Full-body immersion, where you can actually see your whole body and the body of your opponent, offers a richer experience that will immerse players for a longer period of time. An inertial mocap system, like Xsens’ MVN, allows users to comfortably wear inertial sensors that re-create their movements and send the data wirelessly. That truly puts them “in the game.”


We are frequently asked how difficult it is, and how much more technological knowledge an artist needs, to create a realistic character. Is it a matter of plugging together commercial off-the-shelf hardware and software? Can anyone set up a live production for a concert, theme park, TV show, or theater? Or, do you need a large team and preparations of many months?

A believable character like Senua in the Hellblade demo is not created in a week or two. It takes expertise at several different facets to ensure a believable virtual performance. To create a believable digital character, the VFX industry focuses on giving attention to the details of creating a character, beginning with the skinning and rigging part.

Once you have a character, it then needs to be brought to life with rendering techniques and full-body motion capture. Integrating a motion-capture system with Faceware, IKinema, Manus VR, and HTC Vive, for instance, can take a lot of testing to find out how to properly place the hardware on the performer’s body, and to verify whether the data can be properly combined in the game engine – the supplied plug-ins for streaming data into the game engine don’t always cooperate. Xsens’ MVN has been integrated with many other hardware vendors and game engines, thus enabling clients to seamlessly integrate MVN into their desired setup.

Under Pressure

Real-time performances are incredibly demanding, as nothing can be “fixed in post.” The pressure of a real-time performance for a VR application or a live show can, however, be alleviated when you can trust the tech you are using.

In a real-time application, you cannot deal with data gaps typically seen with optical systems when markers are occluded. Occlusion can be resolved by using more cameras, but to keep the system manageable (and affordable), this is not realistic. For the price of one camera, however, you can purchase an entire additional MVN inertia system.

During the development of MVN Link, there was a clear focus on making it suitable for real-time applications, which resulted in robust hardware that can take a beating. The wireless connection is also using the Wi-Fi standard connecting it to a wireless network, ensuring that all data is always received in real time. A fully redundant inertial mocap setup can also be achieved by wearing a double set of trackers on the body, each connected to a separate PC on a different Wi-Fi channel.

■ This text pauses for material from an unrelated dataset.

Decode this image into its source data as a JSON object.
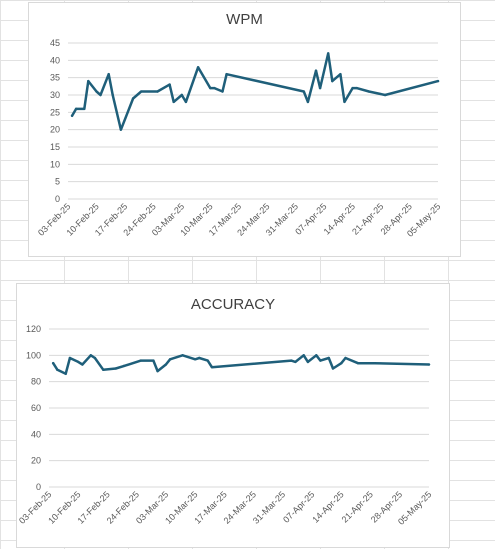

An example of a real-time setup that requires redundancy and ease of use is the Royal Shakespeare Company’s (RSC’s) performance of The Tempest, which was performed in William Shakespeare’s hometown, Stratford-Upon-Avon (see “Stage Presence,” January.February 2017).

The RSC is at the forefront of bringing VFX to theater with its performance of The Tempest. In a unique partnership with Intel and The Imaginarium, it reimagined the magic-filled stage production to include fully digital characters, which were driven by mocap actors on stage. The Imaginarium worked on the setup with its experienced VFX team, then handed over the real-time production to the RSC, which was trained during the rehearsals and had been running it thereafter without a hitch.

The Future

What is left to improve upon? I think that a tighter hardware integration of the different systems will result in a more accurate performance, thanks to synchronization. It will also result in a more versatile and easy-to-use setup.

On the software side, improvements can be made – for example, why have separate retargeters? Would it not be great for the user to have IKinema natively supported by Unreal, so the person does not have to install it and set it up separately? There is room to grow.